Sharing the latest advances in online learning
As some of the early pioneers and today’s leaders in designing open online courses, digital learning scientists publish research in the fields of learning science and their respective academic areas. They speak at conferences, lead workshops, and share their insights and innovations with MIT faculty and the learning community at large.
This semester, Mary Ellen Wiltrout PhD ’09 and Jessica Sandland ’99, PhD ’04 are serving as general chairs for the 2023 IEEE Learning with MOOCs Conference (LWMOOCs) taking place Oct. 11-13 at MIT. LWMOOCs is an international forum for academic and industry professionals to discuss the latest advances in MOOCs. This year, the conference will focus on blended learning with an emphasis on key topics such as strategies and opportunities for implementing open online courses in today’s world, using these courses to increase educational opportunities for more learners, especially those facing an opportunity gap, and impacting sustainability education. The conference is returning to campus for the first time since its inception in 2014.

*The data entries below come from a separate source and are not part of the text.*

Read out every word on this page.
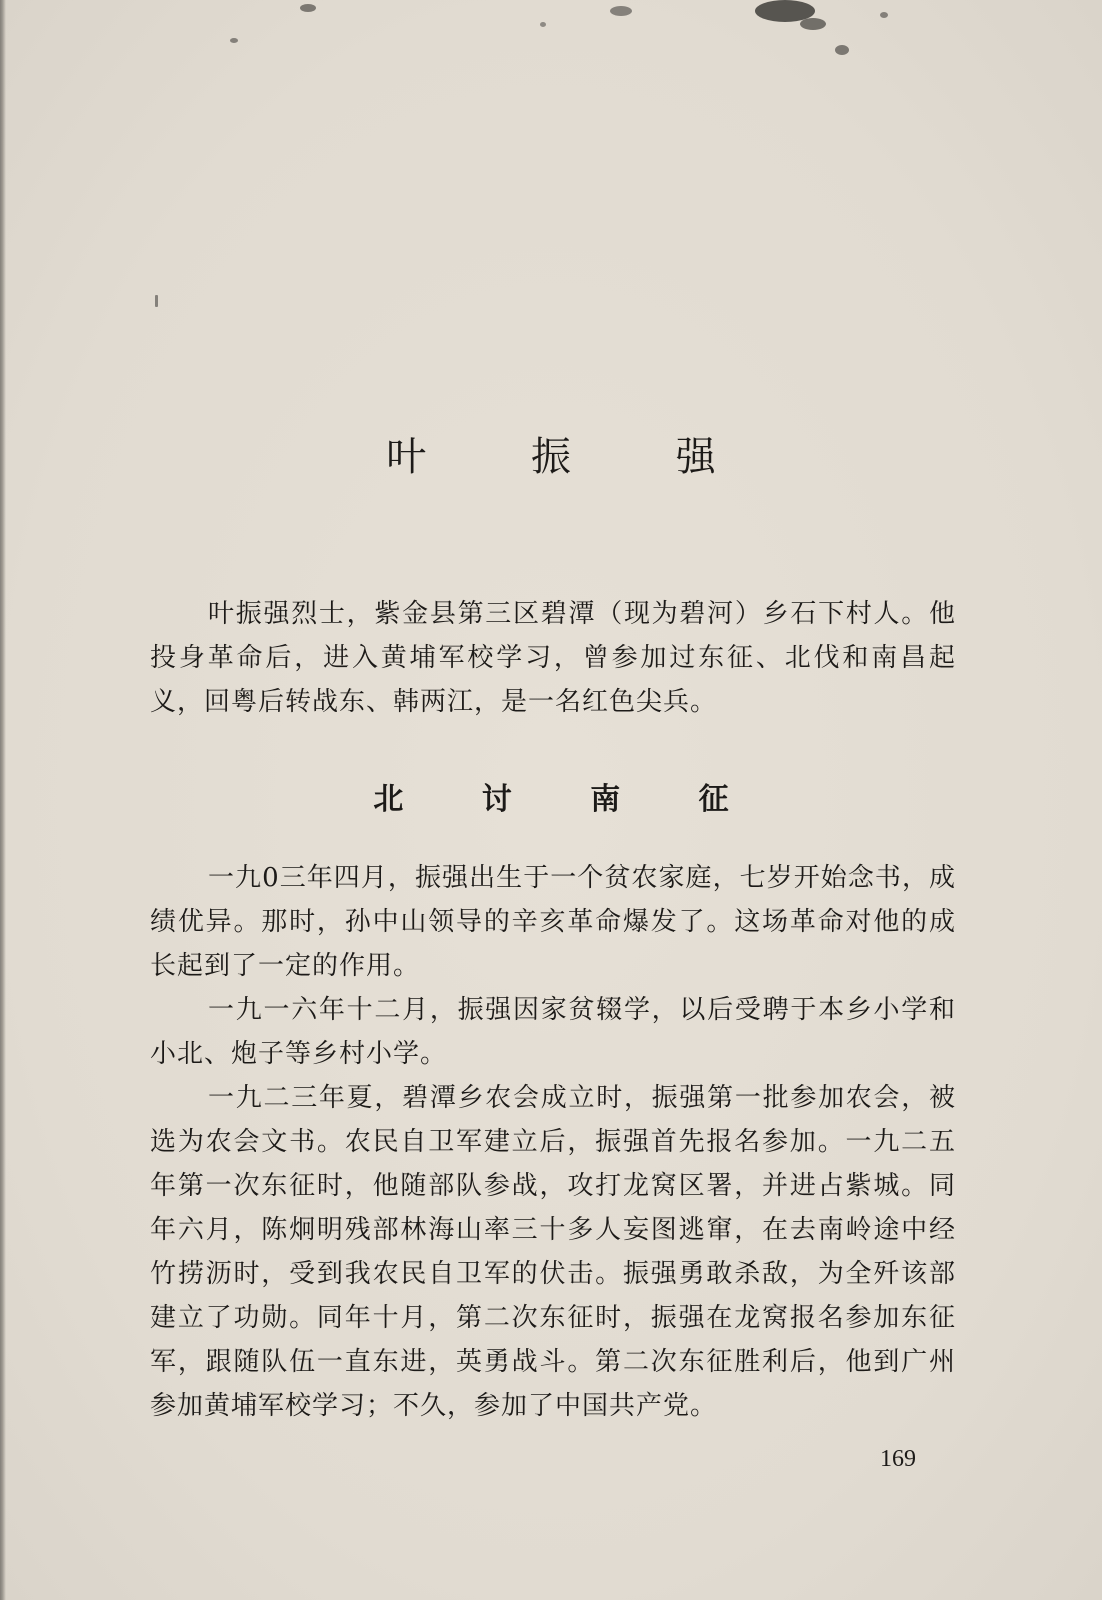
叶 振 强

叶振强烈士，紫金县第三区碧潭（现为碧河）乡石下村人。他投身革命后，进入黄埔军校学习，曾参加过东征、北伐和南昌起义，回粤后转战东、韩两江，是一名红色尖兵。

北 讨 南 征

一九0三年四月，振强出生于一个贫农家庭，七岁开始念书，成绩优异。那时，孙中山领导的辛亥革命爆发了。这场革命对他的成长起到了一定的作用。

一九一六年十二月，振强因家贫辍学，以后受聘于本乡小学和小北、炮子等乡村小学。

一九二三年夏，碧潭乡农会成立时，振强第一批参加农会，被选为农会文书。农民自卫军建立后，振强首先报名参加。一九二五年第一次东征时，他随部队参战，攻打龙窝区署，并进占紫城。同年六月，陈炯明残部林海山率三十多人妄图逃窜，在去南岭途中经竹捞沥时，受到我农民自卫军的伏击。振强勇敢杀敌，为全歼该部建立了功勋。同年十月，第二次东征时，振强在龙窝报名参加东征军，跟随队伍一直东进，英勇战斗。第二次东征胜利后，他到广州参加黄埔军校学习；不久，参加了中国共产党。

169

“Ten years ago, we were talking about individual, stand-alone online courses, but now there’s more interest in exploring a variety of different educational spaces that are trying to use online modalities to make education more accessible, more affordable,” says Sandland, principal lecturer and digital learning scientist in materials science and engineering.
Participants will also have the opportunity to join workshops on AI in education and inclusive teaching, and learn evidence-based practices from experts developing and managing MOOCs and other open online courses.
“We want to highlight case studies, research, and frameworks from those creating, running, or studying MOOCs for the community to learn from each other, driving the field to evolve,” says Wiltrout, who is the director of blended and online initiatives, lecturer, and digital learning scientist in biology and has managed over 100 course runs of MOOCs since 2013.
Through participation in LWMOOCs and their own research at the DLL, MIT’s digital learning scientists have been on the forefront of best practices for online teaching and innovations in online learning. “There’s a whole world of potential learners and potential knowledge to gain,” Sandland says. “The more we understand that, the more we can make rich learning experiences for all sorts of different learners.”